Come si può fare agricoltura in zone di territorio colpite dal problema dell’acqua di cattiva qualità perché salmastra?
Io credo che una strada percorribile per risolvere il problema, come fanno già in altri Stati, potrebbe essere quella del riuso delle acque reflue in agricoltura così come, se si utilizza l’osmosi inversa, anche l’acqua scartata si potrebbe riutilizzare per esempio per le siepi, per colture minori o più resistenti alla salinità. In Israele, i consorzi gestiscono due linee, una che distribuisce l’acqua desalinizzata del mare, l’altra che proviene dal trattamento terziario delle acque reflue civili.

Gli israeliani “tagliano” l’acqua desalinizzata con quella proveniente dai reflui. In agricoltura si utilizza quindi un mix di queste due acque e credo che questa sia un’ottima soluzione. In Salento, il rischio di prelevare dai pozzi acque con elevata salinità è molto alto e questo potrebbe incentivare il fenomeno, già in corso, di intrusione di acqua salina nella falda lungo la costa.

Possiamo assimilare il nostro clima e le problematiche del prossimo futuro a quello che già oggi stanno vivendo Stati come Israele?
Il problema dell’acqua è già oggi attuale. Basti pensare che per colture ad alto fabbisogno idrico come uva da tavola, kiwi, avocado ma anche agrumi non sono praticabili ovunque proprio a causa della carenza idrica. Bisogna dimensionare e progettare l’azienda in base alla disponibilità idrica. Questo già oggi, non nel prossimo futuro. Si tratta di un serio limite.

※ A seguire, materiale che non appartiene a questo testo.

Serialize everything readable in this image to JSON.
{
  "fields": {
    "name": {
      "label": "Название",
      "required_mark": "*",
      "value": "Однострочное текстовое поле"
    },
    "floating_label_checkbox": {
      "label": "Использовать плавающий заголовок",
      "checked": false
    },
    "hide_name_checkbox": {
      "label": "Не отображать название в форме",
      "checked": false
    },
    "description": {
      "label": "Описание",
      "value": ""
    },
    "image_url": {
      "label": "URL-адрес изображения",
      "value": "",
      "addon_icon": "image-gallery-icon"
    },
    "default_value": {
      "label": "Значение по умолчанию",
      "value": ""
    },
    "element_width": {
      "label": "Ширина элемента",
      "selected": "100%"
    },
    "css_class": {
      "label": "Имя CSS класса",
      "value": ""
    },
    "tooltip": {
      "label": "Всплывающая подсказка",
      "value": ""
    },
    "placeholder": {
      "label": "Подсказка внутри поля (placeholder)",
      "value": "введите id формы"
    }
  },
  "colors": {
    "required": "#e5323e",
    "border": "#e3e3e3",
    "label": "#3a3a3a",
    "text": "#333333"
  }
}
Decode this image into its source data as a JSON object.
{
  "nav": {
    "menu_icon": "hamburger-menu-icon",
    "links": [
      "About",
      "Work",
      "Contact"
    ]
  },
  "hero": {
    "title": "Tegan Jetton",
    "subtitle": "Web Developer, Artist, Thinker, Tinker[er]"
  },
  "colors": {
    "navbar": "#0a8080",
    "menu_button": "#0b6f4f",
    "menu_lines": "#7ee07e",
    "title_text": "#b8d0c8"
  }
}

Tuttavia, la ricerca sta cercando di individuare nuove tecnologie capaci di produrre con meno acqua. In futuro a mio avviso sarà necessario individuare altre fonti idriche, quindi recupero delle acque, ma al tempo stesso realizzare degli studi che siano in grado di valutare la vocazionalità di alcune specie ad un particolare tipo di territorio. In parallelo, sicuramente sarà necessario sperimentare altre specie resistenti alla salinità come il fico e il fico d’india, ma in questo caso l’obiettivo sarà di trasformarle in colture da reddito. Ovviamente ci sono oggi tecnologie e conoscenze che ci permettono di fare ulteriori passi in avanti rispetto al risparmio e alla ottimizzazione dell’uso dell’acqua. Mi riferisco ad esempio all’utilizzo della goccia al posto dell’aspersione così come miglioramento genetico per la individuazione di portinnesti e varietà altamente resistenti alla salinità.